にもかかわらず、モラタはベンゼマ以上の結果を示してきた。ユヴェントスから買い戻されたこの選手は、今季ここまで出場した全試合で18得点を記録しており、マドリーで最高の得点率を誇る。そして彼の得点はどの選手よりもマドリーに勝ち点をもたらしてきた、つまり、誰よりも決勝点を決めているのだ。

出場機会に恵まれないモラタが、今夏ベルナベウを去ろうと考えても全く驚きはない。だがクラブとしては、彼の代わりにベンゼマを放出することが賢明な判断と言えるだろう。29歳のフランス人FWはピークを過ぎつつあり、クラブは今夏を逃すと適正な価格で彼を売却することは困難になるはずだからだ。

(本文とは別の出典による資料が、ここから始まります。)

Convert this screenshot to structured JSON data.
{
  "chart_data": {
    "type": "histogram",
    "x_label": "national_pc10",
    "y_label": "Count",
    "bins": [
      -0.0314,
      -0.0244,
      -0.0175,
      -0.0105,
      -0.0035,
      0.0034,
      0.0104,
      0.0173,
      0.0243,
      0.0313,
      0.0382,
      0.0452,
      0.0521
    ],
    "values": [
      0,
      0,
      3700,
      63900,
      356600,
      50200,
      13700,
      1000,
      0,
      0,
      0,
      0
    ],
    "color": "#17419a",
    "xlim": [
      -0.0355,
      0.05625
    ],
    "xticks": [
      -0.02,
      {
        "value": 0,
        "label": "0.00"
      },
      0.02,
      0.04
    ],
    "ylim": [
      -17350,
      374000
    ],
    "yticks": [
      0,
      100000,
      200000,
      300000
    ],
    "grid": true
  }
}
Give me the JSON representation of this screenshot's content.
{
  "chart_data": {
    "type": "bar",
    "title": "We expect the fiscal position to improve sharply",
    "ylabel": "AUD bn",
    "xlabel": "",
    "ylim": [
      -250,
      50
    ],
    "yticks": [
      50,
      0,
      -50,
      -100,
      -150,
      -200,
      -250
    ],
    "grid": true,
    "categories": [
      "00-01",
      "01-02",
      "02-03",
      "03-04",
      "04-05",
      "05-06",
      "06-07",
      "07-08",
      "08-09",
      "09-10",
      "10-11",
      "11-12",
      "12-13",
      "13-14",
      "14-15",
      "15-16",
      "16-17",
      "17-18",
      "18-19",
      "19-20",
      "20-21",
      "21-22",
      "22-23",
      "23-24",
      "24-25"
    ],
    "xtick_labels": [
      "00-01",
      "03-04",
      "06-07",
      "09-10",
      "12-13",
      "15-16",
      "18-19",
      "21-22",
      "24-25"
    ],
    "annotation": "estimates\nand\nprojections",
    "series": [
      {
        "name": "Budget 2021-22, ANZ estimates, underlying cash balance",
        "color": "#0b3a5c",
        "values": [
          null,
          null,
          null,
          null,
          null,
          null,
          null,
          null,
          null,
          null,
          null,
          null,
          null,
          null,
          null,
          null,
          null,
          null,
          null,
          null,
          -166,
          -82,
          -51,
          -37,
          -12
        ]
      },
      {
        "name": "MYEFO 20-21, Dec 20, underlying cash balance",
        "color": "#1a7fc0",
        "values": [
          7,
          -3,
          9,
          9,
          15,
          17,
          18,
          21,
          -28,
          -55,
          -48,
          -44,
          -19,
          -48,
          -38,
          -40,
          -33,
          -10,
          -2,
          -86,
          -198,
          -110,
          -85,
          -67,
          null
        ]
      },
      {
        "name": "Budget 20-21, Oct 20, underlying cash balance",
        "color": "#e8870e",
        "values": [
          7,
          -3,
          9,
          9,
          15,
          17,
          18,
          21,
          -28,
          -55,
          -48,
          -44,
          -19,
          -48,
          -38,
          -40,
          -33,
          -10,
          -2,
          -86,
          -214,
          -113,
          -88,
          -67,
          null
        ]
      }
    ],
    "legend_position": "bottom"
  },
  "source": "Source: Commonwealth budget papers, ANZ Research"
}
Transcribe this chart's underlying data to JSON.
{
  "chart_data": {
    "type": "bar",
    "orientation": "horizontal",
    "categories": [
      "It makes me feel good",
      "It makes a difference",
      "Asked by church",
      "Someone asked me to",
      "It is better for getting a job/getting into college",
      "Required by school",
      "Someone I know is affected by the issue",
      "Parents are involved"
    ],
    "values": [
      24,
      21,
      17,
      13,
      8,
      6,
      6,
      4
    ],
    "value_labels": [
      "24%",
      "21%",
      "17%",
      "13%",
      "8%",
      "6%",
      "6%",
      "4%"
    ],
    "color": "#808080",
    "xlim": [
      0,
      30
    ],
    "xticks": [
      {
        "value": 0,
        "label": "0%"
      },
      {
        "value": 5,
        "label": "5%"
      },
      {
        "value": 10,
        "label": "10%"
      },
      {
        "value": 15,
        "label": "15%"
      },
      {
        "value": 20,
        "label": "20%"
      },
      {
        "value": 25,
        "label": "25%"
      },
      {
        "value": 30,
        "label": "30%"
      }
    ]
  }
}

バレンシアMFダニ・パレホが82分に沈めた、弧を描く同点FK弾によって、マドリーはまたしてもクリーンシートを逃してしまった。8試合連続で失点を続けている。

タイトル獲得のためには勝利のみが求められるマドリー。窮地に陥ったチームを救ったのはDFマルセロだった。86分、攻めあがったマルセロにボールが渡ると、左サイドから鋭くカットイン。エリアぎりぎりのところで、逆足の右足から放ったシュートがネットを揺らした。ベンチに下がっていたベンゼマはシートを叩いて喜びをあらわにしたが、内心安どしていたことだろう。

マドリーがラ・リーガのタイトルを獲得できるかは彼ら自身の手にゆだねられており、実際に優勝の最右翼でもある。だが土曜日に見せた危機一髪の勝利は、追加点を決められないセンターフォワード、ベンゼマ抜きでクラブの将来を考えるべきということを物語っている。